Auch bei türkischen Oppositionsjournalisten bleiben die türkischen Richter hart. Führende Reporter, Kolumnisten und Verlagsangestellte des regierungskritischen Blattes „Cumhuriyet“wurden am Mittwochabend zu Haftstrafen von bis zu siebeneinhalb Jahren verurteilt. Wie Tolu bleiben sie vorläufig auf freiem Fuß, dürfen aber nicht ausreisen. Als die „Cumhuriyet“-Mitarbeiter am Donnerstag zur Arbeit kommen, ist von Niedergeschlagenheit nichts zu spüren, im Gegenteil. Es gibt Musik, kämpferische Reden und viele Umarmungen. „Die können uns keine Angst mehr machen“, sagt der Chef des „Cumhuriyet“-Vorstandes, Akin Atalay, der am Mittwoch nach anderthalb Jahren Untersuchungshaft als letzter Angeklagter auf freien Fuß gesetzt wurde. Seinen Kollegen berichtet er bei der Redaktionssitzung davon, er habe sich beim Gang aus dem Gefängnistor gefühlt wie neugeboren. Der erste Schluck des türkischen Nationalschnapses Raki habe besonders gut geschmeckt.

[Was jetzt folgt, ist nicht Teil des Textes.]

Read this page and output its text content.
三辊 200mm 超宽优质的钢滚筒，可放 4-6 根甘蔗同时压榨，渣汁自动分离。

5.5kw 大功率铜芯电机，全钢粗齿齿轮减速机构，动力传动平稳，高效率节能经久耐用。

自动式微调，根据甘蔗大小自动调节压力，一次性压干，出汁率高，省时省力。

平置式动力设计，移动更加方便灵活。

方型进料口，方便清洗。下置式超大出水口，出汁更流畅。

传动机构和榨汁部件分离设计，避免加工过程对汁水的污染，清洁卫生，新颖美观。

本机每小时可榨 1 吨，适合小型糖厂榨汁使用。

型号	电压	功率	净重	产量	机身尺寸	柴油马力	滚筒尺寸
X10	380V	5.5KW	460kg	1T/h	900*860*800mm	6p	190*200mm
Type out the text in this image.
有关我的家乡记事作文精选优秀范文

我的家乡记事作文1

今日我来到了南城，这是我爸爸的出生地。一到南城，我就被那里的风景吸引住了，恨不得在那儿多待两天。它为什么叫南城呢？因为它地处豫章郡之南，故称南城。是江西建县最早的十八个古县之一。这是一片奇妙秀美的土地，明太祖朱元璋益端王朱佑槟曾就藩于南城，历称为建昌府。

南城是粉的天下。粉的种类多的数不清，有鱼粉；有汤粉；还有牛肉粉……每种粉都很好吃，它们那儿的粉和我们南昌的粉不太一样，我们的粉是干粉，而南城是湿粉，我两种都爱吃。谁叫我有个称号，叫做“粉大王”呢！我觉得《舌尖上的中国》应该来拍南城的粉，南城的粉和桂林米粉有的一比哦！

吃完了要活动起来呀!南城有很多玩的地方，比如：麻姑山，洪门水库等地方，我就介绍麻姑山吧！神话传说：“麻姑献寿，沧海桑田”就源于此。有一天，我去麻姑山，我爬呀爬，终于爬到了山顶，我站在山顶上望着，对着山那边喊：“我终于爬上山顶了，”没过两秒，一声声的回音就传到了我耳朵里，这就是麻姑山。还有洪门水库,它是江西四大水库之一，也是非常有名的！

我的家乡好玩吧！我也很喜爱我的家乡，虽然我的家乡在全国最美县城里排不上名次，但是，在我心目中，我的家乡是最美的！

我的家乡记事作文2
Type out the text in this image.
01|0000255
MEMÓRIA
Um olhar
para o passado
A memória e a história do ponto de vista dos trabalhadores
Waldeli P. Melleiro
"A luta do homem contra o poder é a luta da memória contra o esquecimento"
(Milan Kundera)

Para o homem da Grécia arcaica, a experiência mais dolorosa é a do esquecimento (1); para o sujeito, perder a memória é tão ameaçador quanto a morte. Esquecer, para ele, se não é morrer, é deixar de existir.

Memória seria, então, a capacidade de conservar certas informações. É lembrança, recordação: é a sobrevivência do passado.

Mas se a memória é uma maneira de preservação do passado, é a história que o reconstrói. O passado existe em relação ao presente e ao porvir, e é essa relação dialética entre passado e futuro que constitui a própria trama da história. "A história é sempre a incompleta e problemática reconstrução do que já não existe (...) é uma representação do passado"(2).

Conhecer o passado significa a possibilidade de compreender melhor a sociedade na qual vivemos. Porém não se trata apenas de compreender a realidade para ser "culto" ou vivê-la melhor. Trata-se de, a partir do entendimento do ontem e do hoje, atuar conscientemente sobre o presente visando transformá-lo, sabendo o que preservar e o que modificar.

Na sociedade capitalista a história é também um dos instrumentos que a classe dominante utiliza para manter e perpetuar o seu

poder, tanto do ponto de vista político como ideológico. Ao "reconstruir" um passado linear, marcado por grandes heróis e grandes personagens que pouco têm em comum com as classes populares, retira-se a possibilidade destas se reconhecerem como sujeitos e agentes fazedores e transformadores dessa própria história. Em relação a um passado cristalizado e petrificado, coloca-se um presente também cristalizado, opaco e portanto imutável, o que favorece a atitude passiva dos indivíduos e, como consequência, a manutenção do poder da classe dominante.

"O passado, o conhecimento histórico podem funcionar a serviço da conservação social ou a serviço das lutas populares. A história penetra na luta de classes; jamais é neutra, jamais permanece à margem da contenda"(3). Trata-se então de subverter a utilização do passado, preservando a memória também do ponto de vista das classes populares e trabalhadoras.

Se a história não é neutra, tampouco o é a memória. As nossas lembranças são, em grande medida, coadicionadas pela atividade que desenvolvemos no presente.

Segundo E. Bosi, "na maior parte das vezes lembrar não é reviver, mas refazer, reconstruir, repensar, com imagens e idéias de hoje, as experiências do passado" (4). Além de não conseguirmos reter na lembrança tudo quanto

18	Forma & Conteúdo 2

Mindestens anderthalb Jahre werde das jetzt anstehende Berufungsverfahren dauern, sagt der Kolumnist Aydin Engin. Bis dahin dürften die Journalisten des Oppositionsblattes vor dem Gefängnis sicher sein. Zudem erhalten viel Zuspruch von türkischen und westlichen Journalistenverbänden – und von ihren Lesern.